The Duchess agrees she is probably obsessed by the Garden. While Alnwick Castle is a business, the Garden is a charity – she is one of its trustees and is not paid. That charity is now working to raise £25m for the Garden’s ambitious third and final phase.
The Duchess said: “What I’m going to be doing is building this play area which my designers tell me is going to be one of the most extraordinary playgrounds in the world – where the disabled route is more exciting that the able-bodied route.
“I’m not someone who is interested in doing things the same way as everybody else. Why give people a cup of tea in a building when they could be sitting in the water?
“They can take off their socks and shoes and they paddle to the table in the water. You want to do things that take people out of their comfort zone and out of normality.

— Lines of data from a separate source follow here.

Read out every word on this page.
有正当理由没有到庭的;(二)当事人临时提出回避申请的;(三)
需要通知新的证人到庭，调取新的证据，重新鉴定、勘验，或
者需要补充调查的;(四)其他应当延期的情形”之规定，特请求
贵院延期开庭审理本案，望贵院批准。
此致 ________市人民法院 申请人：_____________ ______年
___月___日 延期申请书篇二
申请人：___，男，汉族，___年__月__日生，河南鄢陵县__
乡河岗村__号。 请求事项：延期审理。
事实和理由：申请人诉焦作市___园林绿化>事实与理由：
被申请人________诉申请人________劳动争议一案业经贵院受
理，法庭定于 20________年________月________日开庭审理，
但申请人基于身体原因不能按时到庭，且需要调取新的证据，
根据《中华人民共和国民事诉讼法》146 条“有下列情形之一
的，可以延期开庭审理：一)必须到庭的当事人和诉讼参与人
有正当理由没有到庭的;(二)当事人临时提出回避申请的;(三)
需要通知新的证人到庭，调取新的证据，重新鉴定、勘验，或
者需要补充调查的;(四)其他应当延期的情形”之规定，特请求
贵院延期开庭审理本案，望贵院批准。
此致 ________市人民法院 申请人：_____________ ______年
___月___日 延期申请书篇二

“I have a million and one ideas. I can look at a tomato and imagine it to be somebody. I can look at a leaf on the ground and wonder what story it would have to tell in human terms. I never look at things just a simple way – I’m always looking at things and trying to twist it or turn it.”
Remembering her own childhood inspired the Poison Garden. “I know that I was a difficult child to educate,” she mused. “The ones like me who were at the back messing around – you’ve got to try to think of a way to engage them.
“And I thought, why not come at it from the kill angle? The same plants always kill and cure. If I was a child, the way to get my attention would be to say ‘do you know this plant has killed 500 people in really nasty ways – their body curls up and their muscles tear away from the flesh’. That would immediately make you sit up and listen.”